Big Data-Powered IoT Architectures for Smart Healthcare: A Comprehensive Review of Big Data Scalable Analytics, Fog Computing, and IoT Intelligent Healthcare Ecosystems
摘要
Integrating the IoT with advanced BDA holds significant potential for minimizing healthcare expenditures and proactively identifying medical risks. IoT-driven BDA transforms healthcare systems by enhancing data collection, storage, extraction, and utilization processes, thereby improving service delivery across medical disciplines. This review critically examines the individual advantages and limitations of IoT and BDA technologies, while emphasizing the necessity of their synergistic integration to address complex healthcare challenges. The author explores the role of IoT-generated heterogeneous data—including electronic health records, medical imaging, genomic datasets, and real-time sensor data—alongside BDA techniques that enable advanced clinical decision-making, personalized care, and efficient resource management. Key applications, methodologies, and challenges of IoT-enabled healthcare systems are systematically analyzed, with a focus on technical, ethical, and operational barriers such as data heterogeneity, security, and interoperability.
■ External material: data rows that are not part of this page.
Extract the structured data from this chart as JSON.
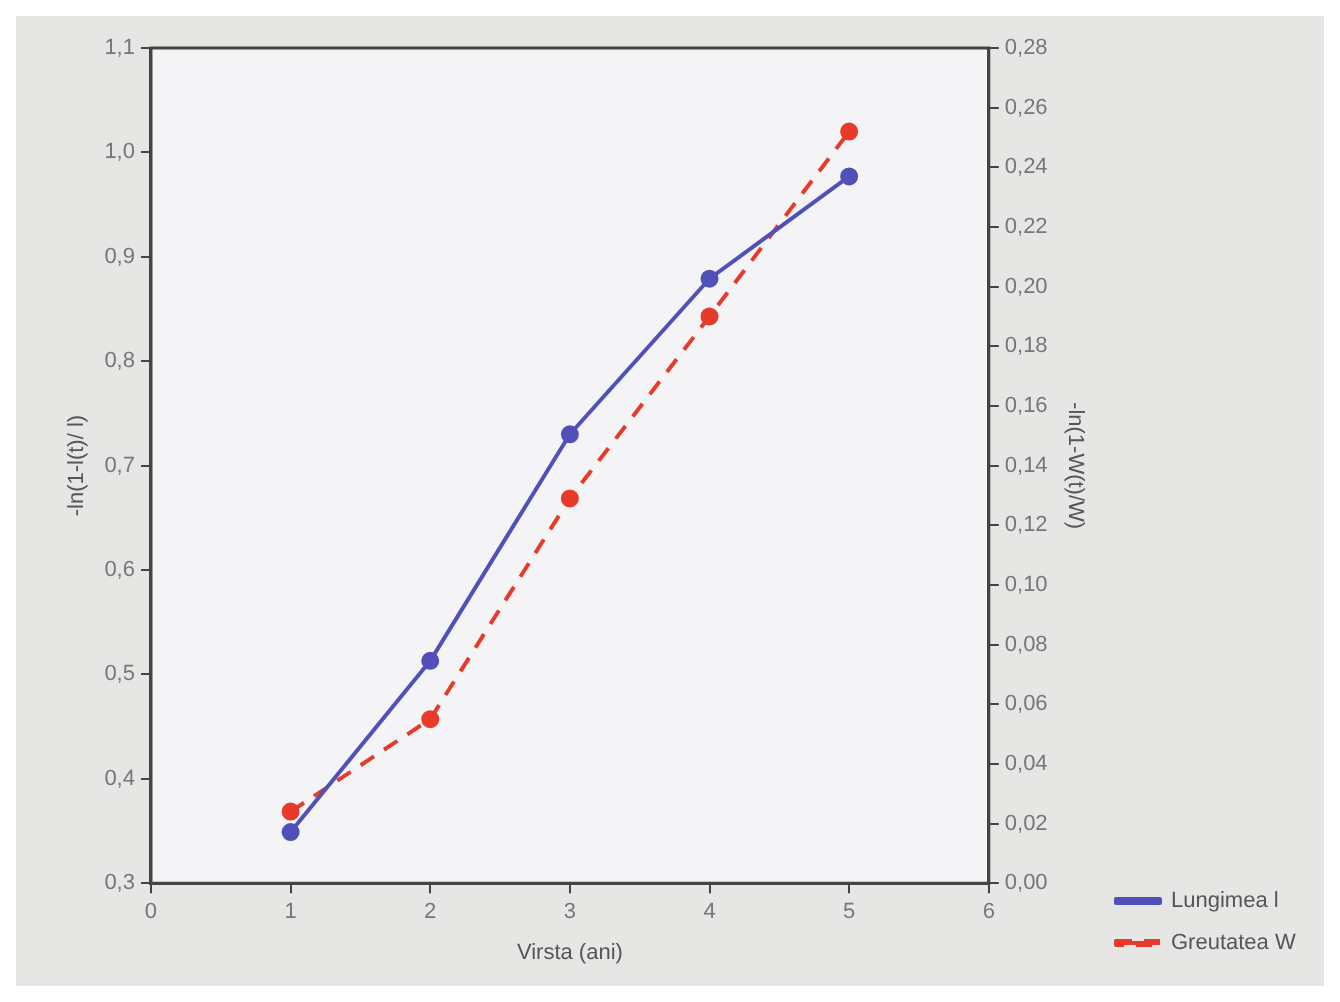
{
  "chart_data": {
    "type": "line",
    "xlabel": "Virsta (ani)",
    "ylabel": "-ln(1-l(t)/ l)",
    "y2label": "-ln(1-W(t)/W)",
    "x": [
      1,
      2,
      3,
      4,
      5
    ],
    "series": [
      {
        "name": "Lungimea l",
        "color": "#5050b8",
        "values": [
          0.349,
          0.513,
          0.73,
          0.879,
          0.977
        ],
        "line_style": "solid"
      },
      {
        "name": "Greutatea W",
        "color": "#e83a2a",
        "values": [
          0.024,
          0.055,
          0.129,
          0.19,
          0.252
        ],
        "axis": "y2",
        "line_style": "dashed"
      }
    ],
    "xlim": [
      0,
      6
    ],
    "xticks": [
      0,
      1,
      2,
      3,
      4,
      5,
      6
    ],
    "ylim": [
      0.3,
      1.1
    ],
    "yticks": [
      {
        "value": 0.3,
        "label": "0,3"
      },
      {
        "value": 0.4,
        "label": "0,4"
      },
      {
        "value": 0.5,
        "label": "0,5"
      },
      {
        "value": 0.6,
        "label": "0,6"
      },
      {
        "value": 0.7,
        "label": "0,7"
      },
      {
        "value": 0.8,
        "label": "0,8"
      },
      {
        "value": 0.9,
        "label": "0,9"
      },
      {
        "value": 1.0,
        "label": "1,0"
      },
      {
        "value": 1.1,
        "label": "1,1"
      }
    ],
    "y2lim": [
      0,
      0.28
    ],
    "y2ticks": [
      {
        "value": 0,
        "label": "0,00"
      },
      {
        "value": 0.02,
        "label": "0,02"
      },
      {
        "value": 0.04,
        "label": "0,04"
      },
      {
        "value": 0.06,
        "label": "0,06"
      },
      {
        "value": 0.08,
        "label": "0,08"
      },
      {
        "value": 0.1,
        "label": "0,10"
      },
      {
        "value": 0.12,
        "label": "0,12"
      },
      {
        "value": 0.14,
        "label": "0,14"
      },
      {
        "value": 0.16,
        "label": "0,16"
      },
      {
        "value": 0.18,
        "label": "0,18"
      },
      {
        "value": 0.2,
        "label": "0,20"
      },
      {
        "value": 0.22,
        "label": "0,22"
      },
      {
        "value": 0.24,
        "label": "0,24"
      },
      {
        "value": 0.26,
        "label": "0,26"
      },
      {
        "value": 0.28,
        "label": "0,28"
      }
    ],
    "grid": false,
    "legend": "bottom right",
    "marker": "circle"
  }
}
Furthermore, the paper evaluates current research projects addressing these challenges and identifies critical gaps in existing frameworks, particularly in scalability, real-time analytics, and edge computing. Based on this analysis, the author proposes future research directions to advance IoT-BDA integration, including adaptive machine learning models, federated data architectures, and context-aware analytics. By synthesizing insights from recent literature, this survey provides a comprehensive foundation for developing robust, data-driven healthcare solutions capable of harnessing the full potential of IoT and big data technologies.